World Series needs an update, and he has a plan
BILL PLASCHKE
The World Series has become anticlimactic, too long and too late for the average fan. It needs to shift to a warm-weather site and become a weeklong event full of buzz.
I'm playing hooky today, and I hate it.
I'm skipping what should be the most important sports event of the year, and I'm sick about it.
I'm ditching the World Series.
And it's the World Series' fault.
As a writer groomed on the baseball beat, I will always be in love with the Fall Classic, its two-minute duels, its exhausting dramas, its suffocating pressure, a tobacco-spitting metaphor for the human condition.
Since my first World Series 25 years ago -- remember Rick Dempsey? -- I embraced it, supported it, sold it, through strikes and sweeps and Detroit snow.
But as a general interest sports columnist, I must sadly admit that the World Series is no longer an event of great general interest.
OK, this year there is big interest in Tampa -- at least for the last couple of days. During a three-game home stretch this season, the Rays drew 26,798 fans combined .
And, yes, there is big interest in Philadelphia for the Phillies -- at least as long as the Eagles have a bye. A couple of weeks ago, when both were on TV at the same time, the Eagles drew nearly twice as many viewers even though the Phillies were in the playoffs.
For the last several years, I've worked the World Series amid a nagging feeling that I should be somewhere else.

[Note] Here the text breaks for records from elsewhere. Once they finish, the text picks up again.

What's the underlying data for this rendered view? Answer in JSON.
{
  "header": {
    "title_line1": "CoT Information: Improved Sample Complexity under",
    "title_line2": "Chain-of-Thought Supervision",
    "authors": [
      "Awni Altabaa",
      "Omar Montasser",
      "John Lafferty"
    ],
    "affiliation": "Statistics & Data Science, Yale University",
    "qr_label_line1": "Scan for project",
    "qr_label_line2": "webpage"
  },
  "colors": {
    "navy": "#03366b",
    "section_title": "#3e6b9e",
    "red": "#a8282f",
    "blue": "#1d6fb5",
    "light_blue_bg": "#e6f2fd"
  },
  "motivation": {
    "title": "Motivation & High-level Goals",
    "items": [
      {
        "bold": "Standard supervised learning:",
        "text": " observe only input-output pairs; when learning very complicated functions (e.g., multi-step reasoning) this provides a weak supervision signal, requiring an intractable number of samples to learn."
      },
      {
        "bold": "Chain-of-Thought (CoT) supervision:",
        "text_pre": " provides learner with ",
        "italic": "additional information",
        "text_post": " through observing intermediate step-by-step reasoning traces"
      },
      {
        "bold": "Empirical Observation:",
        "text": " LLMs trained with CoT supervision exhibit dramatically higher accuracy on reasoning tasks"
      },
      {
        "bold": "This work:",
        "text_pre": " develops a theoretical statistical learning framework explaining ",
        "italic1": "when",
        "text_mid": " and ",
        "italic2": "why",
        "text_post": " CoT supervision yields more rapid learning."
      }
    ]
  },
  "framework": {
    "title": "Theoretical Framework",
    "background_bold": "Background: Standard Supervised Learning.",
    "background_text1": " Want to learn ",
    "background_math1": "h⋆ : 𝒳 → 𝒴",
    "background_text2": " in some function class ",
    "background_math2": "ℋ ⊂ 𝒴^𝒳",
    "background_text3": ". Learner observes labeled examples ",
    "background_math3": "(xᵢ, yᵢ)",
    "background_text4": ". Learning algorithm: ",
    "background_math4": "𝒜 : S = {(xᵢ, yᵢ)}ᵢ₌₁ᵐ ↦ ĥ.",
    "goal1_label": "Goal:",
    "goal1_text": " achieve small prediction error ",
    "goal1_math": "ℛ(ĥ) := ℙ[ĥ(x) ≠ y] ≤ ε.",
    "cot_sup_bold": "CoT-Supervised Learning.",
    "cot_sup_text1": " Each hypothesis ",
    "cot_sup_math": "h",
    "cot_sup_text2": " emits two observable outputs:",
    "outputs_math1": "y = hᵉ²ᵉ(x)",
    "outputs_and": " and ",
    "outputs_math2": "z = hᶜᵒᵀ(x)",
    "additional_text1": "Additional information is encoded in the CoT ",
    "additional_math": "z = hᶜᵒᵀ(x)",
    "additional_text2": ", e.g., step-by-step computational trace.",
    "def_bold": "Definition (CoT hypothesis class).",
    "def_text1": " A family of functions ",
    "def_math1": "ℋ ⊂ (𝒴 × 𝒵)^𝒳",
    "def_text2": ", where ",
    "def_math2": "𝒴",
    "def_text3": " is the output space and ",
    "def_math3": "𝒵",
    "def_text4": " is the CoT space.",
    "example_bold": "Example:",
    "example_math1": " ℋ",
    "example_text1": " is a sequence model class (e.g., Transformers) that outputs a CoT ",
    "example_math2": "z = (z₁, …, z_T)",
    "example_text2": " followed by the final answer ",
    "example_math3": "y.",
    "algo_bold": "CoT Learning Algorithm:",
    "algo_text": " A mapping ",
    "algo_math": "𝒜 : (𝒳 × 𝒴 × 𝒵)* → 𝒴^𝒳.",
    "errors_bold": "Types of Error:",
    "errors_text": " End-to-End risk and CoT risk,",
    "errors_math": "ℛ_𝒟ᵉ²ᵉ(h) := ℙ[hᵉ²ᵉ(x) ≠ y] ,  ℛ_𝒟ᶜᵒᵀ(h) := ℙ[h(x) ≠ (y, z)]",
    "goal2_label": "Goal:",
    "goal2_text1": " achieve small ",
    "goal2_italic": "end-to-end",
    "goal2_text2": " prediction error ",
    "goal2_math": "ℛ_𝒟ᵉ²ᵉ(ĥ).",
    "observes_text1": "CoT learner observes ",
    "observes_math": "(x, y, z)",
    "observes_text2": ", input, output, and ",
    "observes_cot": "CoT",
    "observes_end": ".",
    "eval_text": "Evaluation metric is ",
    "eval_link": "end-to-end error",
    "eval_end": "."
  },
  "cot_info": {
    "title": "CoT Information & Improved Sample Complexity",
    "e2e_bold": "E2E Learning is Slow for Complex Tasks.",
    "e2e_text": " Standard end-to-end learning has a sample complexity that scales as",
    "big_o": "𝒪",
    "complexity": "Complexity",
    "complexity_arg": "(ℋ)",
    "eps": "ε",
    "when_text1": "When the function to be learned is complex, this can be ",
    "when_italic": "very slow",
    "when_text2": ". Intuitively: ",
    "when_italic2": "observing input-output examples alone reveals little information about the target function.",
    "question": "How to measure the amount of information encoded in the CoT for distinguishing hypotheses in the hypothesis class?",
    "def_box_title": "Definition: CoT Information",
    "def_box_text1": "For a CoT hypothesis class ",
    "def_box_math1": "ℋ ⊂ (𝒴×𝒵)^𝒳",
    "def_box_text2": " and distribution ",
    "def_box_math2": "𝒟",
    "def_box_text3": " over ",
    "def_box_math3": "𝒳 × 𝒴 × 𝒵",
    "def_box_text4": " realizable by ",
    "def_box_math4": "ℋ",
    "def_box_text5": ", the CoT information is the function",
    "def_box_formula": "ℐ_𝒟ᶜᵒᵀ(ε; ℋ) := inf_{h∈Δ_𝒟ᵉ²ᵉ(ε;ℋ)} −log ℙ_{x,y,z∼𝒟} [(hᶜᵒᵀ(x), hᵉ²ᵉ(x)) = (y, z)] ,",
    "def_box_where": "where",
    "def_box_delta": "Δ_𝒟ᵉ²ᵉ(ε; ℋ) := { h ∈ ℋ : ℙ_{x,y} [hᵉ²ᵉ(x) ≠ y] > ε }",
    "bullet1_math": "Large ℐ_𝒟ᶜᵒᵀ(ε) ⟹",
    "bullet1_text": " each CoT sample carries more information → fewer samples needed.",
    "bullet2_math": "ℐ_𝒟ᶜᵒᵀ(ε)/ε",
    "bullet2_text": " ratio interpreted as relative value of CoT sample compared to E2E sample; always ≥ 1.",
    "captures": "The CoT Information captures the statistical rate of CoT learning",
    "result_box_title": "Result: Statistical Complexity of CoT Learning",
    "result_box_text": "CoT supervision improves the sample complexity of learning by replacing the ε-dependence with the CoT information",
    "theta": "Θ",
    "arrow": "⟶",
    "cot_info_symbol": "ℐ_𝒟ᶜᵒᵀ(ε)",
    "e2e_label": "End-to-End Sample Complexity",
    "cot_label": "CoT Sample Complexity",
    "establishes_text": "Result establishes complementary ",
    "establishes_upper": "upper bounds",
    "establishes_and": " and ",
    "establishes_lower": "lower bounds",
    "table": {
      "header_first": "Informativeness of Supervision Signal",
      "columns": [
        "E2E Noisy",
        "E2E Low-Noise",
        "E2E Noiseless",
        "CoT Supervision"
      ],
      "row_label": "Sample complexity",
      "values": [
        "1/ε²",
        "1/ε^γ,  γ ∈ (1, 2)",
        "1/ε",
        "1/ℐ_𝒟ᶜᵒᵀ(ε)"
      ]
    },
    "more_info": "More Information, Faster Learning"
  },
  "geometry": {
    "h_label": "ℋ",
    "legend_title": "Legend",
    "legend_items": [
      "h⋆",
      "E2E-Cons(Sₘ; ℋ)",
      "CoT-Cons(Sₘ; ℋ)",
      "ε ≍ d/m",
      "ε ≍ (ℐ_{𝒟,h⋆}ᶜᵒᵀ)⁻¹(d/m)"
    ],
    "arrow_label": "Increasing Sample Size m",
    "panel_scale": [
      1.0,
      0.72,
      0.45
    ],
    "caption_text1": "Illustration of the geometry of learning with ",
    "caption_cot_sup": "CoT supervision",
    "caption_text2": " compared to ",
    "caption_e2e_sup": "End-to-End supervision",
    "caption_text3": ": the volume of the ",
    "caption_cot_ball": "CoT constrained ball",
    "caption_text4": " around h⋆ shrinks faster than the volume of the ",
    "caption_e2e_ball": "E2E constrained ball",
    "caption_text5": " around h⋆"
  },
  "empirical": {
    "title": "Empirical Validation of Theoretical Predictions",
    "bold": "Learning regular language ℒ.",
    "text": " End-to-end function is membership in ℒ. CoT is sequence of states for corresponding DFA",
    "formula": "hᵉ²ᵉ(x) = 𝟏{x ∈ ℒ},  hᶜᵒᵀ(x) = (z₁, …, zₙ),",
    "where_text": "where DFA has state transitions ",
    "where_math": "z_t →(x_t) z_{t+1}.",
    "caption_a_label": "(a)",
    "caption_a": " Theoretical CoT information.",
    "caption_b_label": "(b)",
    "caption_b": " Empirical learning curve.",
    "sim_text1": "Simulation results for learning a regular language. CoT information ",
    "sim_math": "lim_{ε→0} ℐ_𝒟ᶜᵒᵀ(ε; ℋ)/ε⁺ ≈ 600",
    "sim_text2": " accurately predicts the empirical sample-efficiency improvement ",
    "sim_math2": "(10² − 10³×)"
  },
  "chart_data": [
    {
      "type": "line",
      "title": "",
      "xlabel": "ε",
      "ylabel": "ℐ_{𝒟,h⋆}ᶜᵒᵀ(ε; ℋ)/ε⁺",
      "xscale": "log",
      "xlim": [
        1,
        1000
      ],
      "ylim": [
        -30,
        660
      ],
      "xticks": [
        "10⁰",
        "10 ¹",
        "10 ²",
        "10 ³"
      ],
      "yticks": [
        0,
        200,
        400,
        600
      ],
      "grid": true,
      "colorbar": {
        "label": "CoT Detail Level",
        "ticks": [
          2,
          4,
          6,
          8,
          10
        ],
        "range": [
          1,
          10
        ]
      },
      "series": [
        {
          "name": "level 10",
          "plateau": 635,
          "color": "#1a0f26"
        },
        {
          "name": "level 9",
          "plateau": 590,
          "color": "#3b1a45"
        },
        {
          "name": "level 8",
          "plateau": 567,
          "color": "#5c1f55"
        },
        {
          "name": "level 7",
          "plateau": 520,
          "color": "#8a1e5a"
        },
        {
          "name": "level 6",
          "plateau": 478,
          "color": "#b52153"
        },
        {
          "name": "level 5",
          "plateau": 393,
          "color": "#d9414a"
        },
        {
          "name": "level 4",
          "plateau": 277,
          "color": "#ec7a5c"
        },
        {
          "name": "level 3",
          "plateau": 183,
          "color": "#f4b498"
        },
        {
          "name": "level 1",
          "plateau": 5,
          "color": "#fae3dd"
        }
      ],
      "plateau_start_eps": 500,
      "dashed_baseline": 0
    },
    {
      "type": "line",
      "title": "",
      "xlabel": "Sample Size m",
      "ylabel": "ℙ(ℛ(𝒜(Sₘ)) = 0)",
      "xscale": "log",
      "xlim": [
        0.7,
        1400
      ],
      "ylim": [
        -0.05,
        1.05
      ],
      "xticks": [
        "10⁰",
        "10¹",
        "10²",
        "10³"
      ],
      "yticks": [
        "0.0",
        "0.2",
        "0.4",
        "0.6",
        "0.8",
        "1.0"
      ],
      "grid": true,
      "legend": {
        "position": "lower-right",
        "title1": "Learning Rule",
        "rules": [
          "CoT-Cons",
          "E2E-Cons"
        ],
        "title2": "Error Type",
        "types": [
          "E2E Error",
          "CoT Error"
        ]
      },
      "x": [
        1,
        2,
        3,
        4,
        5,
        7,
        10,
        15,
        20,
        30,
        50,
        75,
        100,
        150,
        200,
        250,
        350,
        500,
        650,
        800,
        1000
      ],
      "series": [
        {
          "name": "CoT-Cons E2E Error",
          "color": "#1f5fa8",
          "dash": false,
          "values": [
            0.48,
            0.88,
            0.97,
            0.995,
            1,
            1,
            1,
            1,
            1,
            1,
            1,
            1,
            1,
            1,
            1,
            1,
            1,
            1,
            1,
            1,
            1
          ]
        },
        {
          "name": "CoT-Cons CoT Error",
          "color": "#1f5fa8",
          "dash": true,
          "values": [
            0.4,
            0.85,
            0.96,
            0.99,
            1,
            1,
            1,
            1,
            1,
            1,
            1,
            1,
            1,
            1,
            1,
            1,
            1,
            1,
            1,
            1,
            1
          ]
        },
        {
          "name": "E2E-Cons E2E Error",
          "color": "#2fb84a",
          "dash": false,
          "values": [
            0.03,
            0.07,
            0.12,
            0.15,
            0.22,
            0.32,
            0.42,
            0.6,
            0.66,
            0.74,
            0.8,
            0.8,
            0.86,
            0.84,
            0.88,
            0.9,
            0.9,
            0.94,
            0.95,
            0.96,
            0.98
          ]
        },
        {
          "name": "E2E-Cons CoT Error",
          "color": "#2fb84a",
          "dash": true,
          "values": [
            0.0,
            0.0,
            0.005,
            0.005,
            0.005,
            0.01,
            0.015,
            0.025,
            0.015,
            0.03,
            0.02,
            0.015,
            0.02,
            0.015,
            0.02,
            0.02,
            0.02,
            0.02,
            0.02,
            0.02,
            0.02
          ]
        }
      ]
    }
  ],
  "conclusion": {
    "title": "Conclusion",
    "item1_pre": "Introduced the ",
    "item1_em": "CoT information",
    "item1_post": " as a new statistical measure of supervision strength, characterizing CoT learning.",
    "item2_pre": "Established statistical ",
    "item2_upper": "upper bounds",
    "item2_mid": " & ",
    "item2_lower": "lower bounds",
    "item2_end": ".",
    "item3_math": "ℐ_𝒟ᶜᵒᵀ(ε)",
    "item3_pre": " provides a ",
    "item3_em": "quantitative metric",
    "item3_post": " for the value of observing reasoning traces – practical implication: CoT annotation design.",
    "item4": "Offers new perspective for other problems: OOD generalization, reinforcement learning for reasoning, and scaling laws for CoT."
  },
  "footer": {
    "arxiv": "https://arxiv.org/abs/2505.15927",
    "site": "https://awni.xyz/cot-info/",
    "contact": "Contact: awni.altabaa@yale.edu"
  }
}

And so now, mournfully, I am.
The Lakers are opening a season, USC football is walking a tightrope, Brett Favre is a big whiny baby, and those last seven words will probably generate more e-mail than our entire World Series coverage combined.
With television ratings that have dropped by 50% over the last four decades -- cable has cut into all ratings, but holy cow -- the World Series is no longer one of the sports world's big four, must-see events.
The Super Bowl is four times as big. The BCS championship football game is bigger. The Final Four basketball championship is bigger. And the Masters golf tournament is bigger.
"As related to baseball's regular season, the World Series is actually viewed as less important," said Marc Ganis, president of Sportscorp, a Chicago-based sports business consulting firm. "The regular season has soap operas. The regular season is an event. The World Series feels anticlimactic."
This World Series features a memorable worst-to-first team against a franchise that has won one baseball championship in 125 years. It should be closely contested, hotly tempered, a true Fall Classic.